As a theologian Gregory was without originality: nevertheless he exercised also in this field a beneficial influence by spreading the interest in Augustine. he is sometimes called the "inventor of purgatory;" but, though his doctrines of an intermediate state between death and doom are very explicit, they are hardly more than modifications of the ideas of Augustine. His dogmatical views he set forth in his Dialogorum de vita et rniraculis patrum Italicorum et de oeternitate animarum. Otherwise, with his influence on the ceremonial side of Christianity, it amounted at some points to a complete revolution.

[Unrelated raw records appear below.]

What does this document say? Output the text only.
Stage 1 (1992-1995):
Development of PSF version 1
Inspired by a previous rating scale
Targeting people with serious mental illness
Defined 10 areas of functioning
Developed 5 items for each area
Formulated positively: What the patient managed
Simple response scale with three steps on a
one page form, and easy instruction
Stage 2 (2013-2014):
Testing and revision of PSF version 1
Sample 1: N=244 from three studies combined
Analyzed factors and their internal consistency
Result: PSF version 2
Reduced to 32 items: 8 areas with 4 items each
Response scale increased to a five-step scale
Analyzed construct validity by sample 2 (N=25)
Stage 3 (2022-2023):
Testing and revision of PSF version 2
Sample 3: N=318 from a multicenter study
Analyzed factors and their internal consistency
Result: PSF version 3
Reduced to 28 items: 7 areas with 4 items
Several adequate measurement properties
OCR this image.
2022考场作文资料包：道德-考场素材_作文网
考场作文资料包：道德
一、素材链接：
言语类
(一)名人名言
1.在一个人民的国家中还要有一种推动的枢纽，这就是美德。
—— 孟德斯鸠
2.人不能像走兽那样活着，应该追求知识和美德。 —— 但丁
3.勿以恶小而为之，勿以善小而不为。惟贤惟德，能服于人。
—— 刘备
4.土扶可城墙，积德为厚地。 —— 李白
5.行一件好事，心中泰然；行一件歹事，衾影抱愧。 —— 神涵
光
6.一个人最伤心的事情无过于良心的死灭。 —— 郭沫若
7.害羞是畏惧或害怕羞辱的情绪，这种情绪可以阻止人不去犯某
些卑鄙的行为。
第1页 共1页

It is doubtful how much of the Sacrementarium Gregorianum really belongs to Gregory, and how much has been borrowed from the Sacramentarium of Gelasius I. The case is somewhat similar with respect to his Liber Antiphonarius. Nevertheless, it is beyond doubt that he founded a singing-school in Rome, the effect of which was that the Gregorian Chant, the cantus planus, with its grave, solemn rhythm, all tones having equal length, superseded the Ambrosian Chant, the cantus figuratus.